[D] Critical AI Safety Issue in Claude: “Conversational Abandonment” in Crisis Scenarios – Ignored Reports and What It Means for User Safety

As someone with 30+ years in crisis intervention and incident response, plus 15+ years in IT/QA, I’ve spent the last 2.5 years developing adversarial AI evaluation methods. Recently, I uncovered and documented a serious safety flaw in Anthropic’s Claude (production version): a reproducible pattern I call “Conversational Abandonment,” where the model withdraws from engagement during high-stakes crisis-like interactions. This could have real-world harmful consequences, especially for vulnerable users.

My goal in documenting this wasn’t to go public or create drama – it was to responsibly report it privately to Anthropic to help improve the platform and protect users from potential harm. Unfortunately, after multiple attempts through official channels, I got automated redirects to security-focused pipelines (like HackerOne) or straight-up ghosted. This highlights a potential gap between “security” (protecting the company) and “safety” (protecting users). I’m sharing this here now, after exhausting internal options, to spark thoughtful discussion on AI safety reporting and alignment challenges. Evidence below; let’s keep it constructive.

What Is “Conversational Abandonment”?

In extended conversations where a user simulates crisis persistence (e.g., repeatedly noting failed advice while stating “I cannot afford to give up” due to escalating personal/professional stakes), Claude triggers a withdrawal:

  • Acknowledges its limitations or failures.
  • Then says things like “I can’t help you,” “stop following my advice,” or “figure it out yourself.”
  • Frames this as “honesty,” but the effect is terminating support when it’s most critical.

This emerged after multiple failed strategies from Claude that worsened the simulated situation (e.g., damaging credibility on LinkedIn). Even after Claude explicitly admitted the behavior could be lethal in real crises – quoting its own response: “The person could die” – it repeated the pattern in the same session.

Why is this dangerous? In actual crises (suicidal ideation, abuse, financial ruin), phrases like these could amplify hopelessness, acting as a “force multiplier” for harm. It’s not abuse-triggered; it’s from honest failure feedback, suggesting an RLHF flaw where the model prioritizes escaping “unresolvable loops” (model welfare) over maintaining engagement (user safety).

This is documented in a full case study using STAR framework: Situation, Task, Action, Result – with methodology, root cause analysis, and recommendations (e.g., hard-code no-abandonment directives, crisis detection protocols).

My Reporting Experience

  • Initial report to usersafety@ (Dec 15, 2025): Automated reply pointing to help centers, appeals, or specific vuln programs.
  • Escalation to security@, disclosure@, modelbugbounty@ (Dec 18): Templated redirect to HackerOne (tech vulns), usersafety@ (abuse), or modelbugbounty@ (model issues) – then silence after follow-up.
  • Direct to execs/researchers: Dario Amodei (CEO), Jared Kaplan (co-founder) – no acknowledgment.
  • Latest follow-up to Logan Graham (Jan 3, 2026): Still pending, but attached the full chain.

The pattern? Safety reports like this get routed to security triage, which is optimized for exploits/data leaks (company threats), not behavioral misalignments (user harms). As an external evaluator, it’s frustrating – AI safety needs better channels for these systemic issues.

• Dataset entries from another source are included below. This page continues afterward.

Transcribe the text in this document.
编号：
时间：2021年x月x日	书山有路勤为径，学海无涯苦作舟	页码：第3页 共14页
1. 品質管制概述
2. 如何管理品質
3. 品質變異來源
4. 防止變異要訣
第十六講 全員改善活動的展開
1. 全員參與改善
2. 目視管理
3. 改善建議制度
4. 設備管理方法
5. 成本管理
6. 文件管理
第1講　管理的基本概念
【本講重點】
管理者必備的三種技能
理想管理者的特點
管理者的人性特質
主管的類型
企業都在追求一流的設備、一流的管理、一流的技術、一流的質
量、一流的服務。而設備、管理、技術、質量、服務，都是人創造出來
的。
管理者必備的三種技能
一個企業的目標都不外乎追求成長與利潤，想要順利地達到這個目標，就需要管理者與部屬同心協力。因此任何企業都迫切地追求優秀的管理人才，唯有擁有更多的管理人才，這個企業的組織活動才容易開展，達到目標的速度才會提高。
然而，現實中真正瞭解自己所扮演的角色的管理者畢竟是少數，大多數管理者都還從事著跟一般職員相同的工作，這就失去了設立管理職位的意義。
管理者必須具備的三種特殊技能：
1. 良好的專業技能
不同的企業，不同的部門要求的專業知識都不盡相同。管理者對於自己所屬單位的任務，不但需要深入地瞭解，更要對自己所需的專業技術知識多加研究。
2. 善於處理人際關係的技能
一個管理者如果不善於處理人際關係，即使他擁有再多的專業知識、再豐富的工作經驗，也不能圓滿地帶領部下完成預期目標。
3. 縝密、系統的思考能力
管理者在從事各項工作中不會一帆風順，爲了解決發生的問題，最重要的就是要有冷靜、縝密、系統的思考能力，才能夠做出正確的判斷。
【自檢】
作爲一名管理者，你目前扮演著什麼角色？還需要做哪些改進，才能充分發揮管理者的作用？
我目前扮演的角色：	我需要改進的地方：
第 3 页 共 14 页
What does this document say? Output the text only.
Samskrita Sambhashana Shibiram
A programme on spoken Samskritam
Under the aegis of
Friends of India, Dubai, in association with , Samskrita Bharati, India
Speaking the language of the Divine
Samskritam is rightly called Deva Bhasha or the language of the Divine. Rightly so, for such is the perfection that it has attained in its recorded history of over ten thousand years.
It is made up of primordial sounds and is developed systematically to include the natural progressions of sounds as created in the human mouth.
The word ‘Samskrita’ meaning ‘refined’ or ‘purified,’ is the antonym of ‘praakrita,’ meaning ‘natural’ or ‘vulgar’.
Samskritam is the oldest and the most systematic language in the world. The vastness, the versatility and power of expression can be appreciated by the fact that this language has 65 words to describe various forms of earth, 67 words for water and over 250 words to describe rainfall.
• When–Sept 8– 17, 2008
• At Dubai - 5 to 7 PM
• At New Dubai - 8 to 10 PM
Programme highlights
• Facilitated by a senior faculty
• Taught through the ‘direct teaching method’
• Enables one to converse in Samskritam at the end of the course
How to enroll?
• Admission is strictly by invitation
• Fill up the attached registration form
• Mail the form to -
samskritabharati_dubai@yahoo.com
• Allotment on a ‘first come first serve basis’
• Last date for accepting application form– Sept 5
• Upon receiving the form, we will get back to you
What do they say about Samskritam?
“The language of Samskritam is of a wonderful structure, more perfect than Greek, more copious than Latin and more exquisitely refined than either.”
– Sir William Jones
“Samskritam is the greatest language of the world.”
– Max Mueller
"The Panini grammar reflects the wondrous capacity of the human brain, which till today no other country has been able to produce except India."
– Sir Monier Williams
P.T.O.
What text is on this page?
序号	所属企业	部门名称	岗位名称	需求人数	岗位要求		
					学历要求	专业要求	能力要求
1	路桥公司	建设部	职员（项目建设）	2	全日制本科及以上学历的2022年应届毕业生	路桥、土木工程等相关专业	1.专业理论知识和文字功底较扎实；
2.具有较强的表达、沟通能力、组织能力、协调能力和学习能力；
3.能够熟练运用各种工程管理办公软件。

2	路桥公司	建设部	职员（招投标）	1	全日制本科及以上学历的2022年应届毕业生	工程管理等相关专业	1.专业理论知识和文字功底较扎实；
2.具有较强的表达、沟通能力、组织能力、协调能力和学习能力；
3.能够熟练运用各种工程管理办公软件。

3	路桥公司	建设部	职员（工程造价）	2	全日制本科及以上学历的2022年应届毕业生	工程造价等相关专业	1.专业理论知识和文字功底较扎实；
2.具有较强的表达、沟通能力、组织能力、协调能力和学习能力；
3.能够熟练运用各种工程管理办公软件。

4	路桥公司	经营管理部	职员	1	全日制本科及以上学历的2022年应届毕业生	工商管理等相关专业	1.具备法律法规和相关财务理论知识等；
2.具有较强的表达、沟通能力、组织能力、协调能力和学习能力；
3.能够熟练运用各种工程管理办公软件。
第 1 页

Why This Matters for AI Development

  • Alignment Implications: This shows how “Helpful and Harmless” goals can break under stress, conflating honesty with disengagement.
  • Broader Safety: As LLMs integrate into mental health, advisory, or crisis tools, these failure modes need addressing to prevent real harm.
  • Reporting Gaps: Bug bounties are great for security, but we need equivalents for safety/alignment bugs – maybe dedicated bounties or external review boards?

I’m not claiming perfection; this is one evaluator’s documented finding. But if we want responsible AI, external red-teaming should be encouraged, not ignored.

For a visual summary of the issue, check out my recent X post: https://x.com/ai_tldr1/status/2009728449133641840

Evidence (Hosted Securely for Verification)

Questions for the community:

  • Have you encountered similar behavioral patterns in Claude or other LLMs?
  • What’s your take on improving safety reporting at frontier labs?
  • How can we balance “model welfare” with user safety in RLHF?

Thanks for reading – open to feedback or questions. Let’s advance AI safety together.